Ellison-Macartney was educated at Eton and Exeter College, Oxford, taking an early interest in law and politics, and was called to the Bar in 1878. He was an ardent supporter of Irish Unionism, and became grand secretary of the Orange Institution in Ireland.
At the 1885 UK general election, Ellison-Macartney ran for the House of Commons, and was elected as Conservative member for the newly created constituency of South Antrim. In January 1886, he convened a meeting which led to the formation of the Irish Unionist Party, for which he served as whip.
In 1895, he was appointed as Parliamentary and Financial Secretary to the Admiralty, holding the post until 1890, when a cabinet reshuffle resulted in the appointment of Liberal Unionist Hugh Oakeley Arnold-Forster. As a consolation, Ellison-Macartney was appointed to the Privy Council.
By 1900, Ellison-Macartney's political fortunes had waned: his popularity in his constituency of South Antrim had dropped considerably due to his reluctance to dispense favour upon Antrim during his time as a junior minister, and he was criticised by the Belfast newspaper The News Letter.

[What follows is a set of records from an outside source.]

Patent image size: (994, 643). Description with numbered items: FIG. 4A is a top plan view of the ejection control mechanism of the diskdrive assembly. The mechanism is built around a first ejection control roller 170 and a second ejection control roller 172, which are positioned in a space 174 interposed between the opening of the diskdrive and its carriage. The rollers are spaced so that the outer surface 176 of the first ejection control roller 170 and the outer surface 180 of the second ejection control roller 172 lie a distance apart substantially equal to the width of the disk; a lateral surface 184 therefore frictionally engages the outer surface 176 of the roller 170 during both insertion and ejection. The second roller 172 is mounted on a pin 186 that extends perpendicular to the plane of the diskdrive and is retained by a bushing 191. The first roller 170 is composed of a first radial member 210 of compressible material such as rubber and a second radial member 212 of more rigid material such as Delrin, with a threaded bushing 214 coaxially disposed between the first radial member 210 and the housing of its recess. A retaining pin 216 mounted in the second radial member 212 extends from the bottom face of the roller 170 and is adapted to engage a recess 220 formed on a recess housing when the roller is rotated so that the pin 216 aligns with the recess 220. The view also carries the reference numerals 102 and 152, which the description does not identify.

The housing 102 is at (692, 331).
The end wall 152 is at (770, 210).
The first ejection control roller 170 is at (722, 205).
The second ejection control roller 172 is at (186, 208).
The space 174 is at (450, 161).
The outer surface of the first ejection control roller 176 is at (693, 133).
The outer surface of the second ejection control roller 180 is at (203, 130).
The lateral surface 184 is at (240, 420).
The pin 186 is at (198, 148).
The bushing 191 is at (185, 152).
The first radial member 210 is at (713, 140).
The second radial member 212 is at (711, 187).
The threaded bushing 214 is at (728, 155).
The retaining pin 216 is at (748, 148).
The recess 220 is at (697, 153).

Hoping to reassert his place in the loyalist hierarchy, Ellison-Macartney led a "law-and-order" campaign, targeted in particular at the violence and agrarian crime committed by William O'Brien's United Irish League. He retired from politics in 1903, after being offered several government appointments.
Ellison-Macartney was appointed Deputy-Master of the Royal Mint from 1903 to 1913, and High Sheriff of Antrim in 1908.
In December 1912, he was knighted KCMG, and appointed Governor of the Australian state of Tasmania. There was considerable concern over his appointment from Irish nationalists, who felt that Ellison-Macartney's Unionist political background may cause offence to Tasmanians who supported Irish Home Rule.
In 1914, Ellison-Macartney presided over a constitutional dispute in the Tasmanian House of Assembly. With the Labor and Liberal parties close to deadlock in the parliament, he granted an early election to the Liberal Premier of Tasmania, Albert Solomon. The Liberals gained an extra seat needed to retain power, but lost one in a subsequent by-election. Ellison-Macartney declined Solomon's request for another dissolution of parliament, and he called upon Labor's John Earle to form government, on the condition that an election be called. With Earle and his ministry sworn in, neither side desired to hold an election so parliament remained in session, with Ellison-Macartney's recommendations over-ridden by the Secretary of State for the Colonies.
Like Sir Harry Barron before him, and Sir Francis Newdegate after him, Ellison-Macartney was transferred as Governor from Tasmania to Western Australia. His term in Western Australia was not a happy one – his critical comments about Tasmanian politicians had made Western Australians wary of his attitude, and he had to deal with the state's post-World War I economic depression and continued objection to his Unionist stance from those supportive of Irish Home Rule.
Ellison-Macartney returned to England after a three-year term. He died in Chelsea, London, aged 72.
He was a freemason. He was initiated to the craft on 6 June 1872 in the Apollo University Lodge No. 357 the day before his twentieth birthday. In 1877, when he returned to Ireland, he became a member of the Lodge Cappagh No. 350 and then of the Concord Lodge No. 332. Finally, he became a founding brother of Border Lodge No. 482 on 25 April 1889. When he was appointed Governor of Tasmania, he agreed to become Grand Master of the Grand Lodge of Tasmania and was installed on 19 February 1914. He was also made Grand Master of the Grand Lodge of Western Australia during his term as the state's Governor.
Ellison-Macartney was the son of John William Ellison and Elizabeth Phoebe Ellison, née Porter. On 5 August 1897, he married Ettie Myers Scott at Holcombe, Somerset, and she bore him three children: a son and two daughters. Ettie was the sister of Robert Falcon Scott, the Antarctic explorer.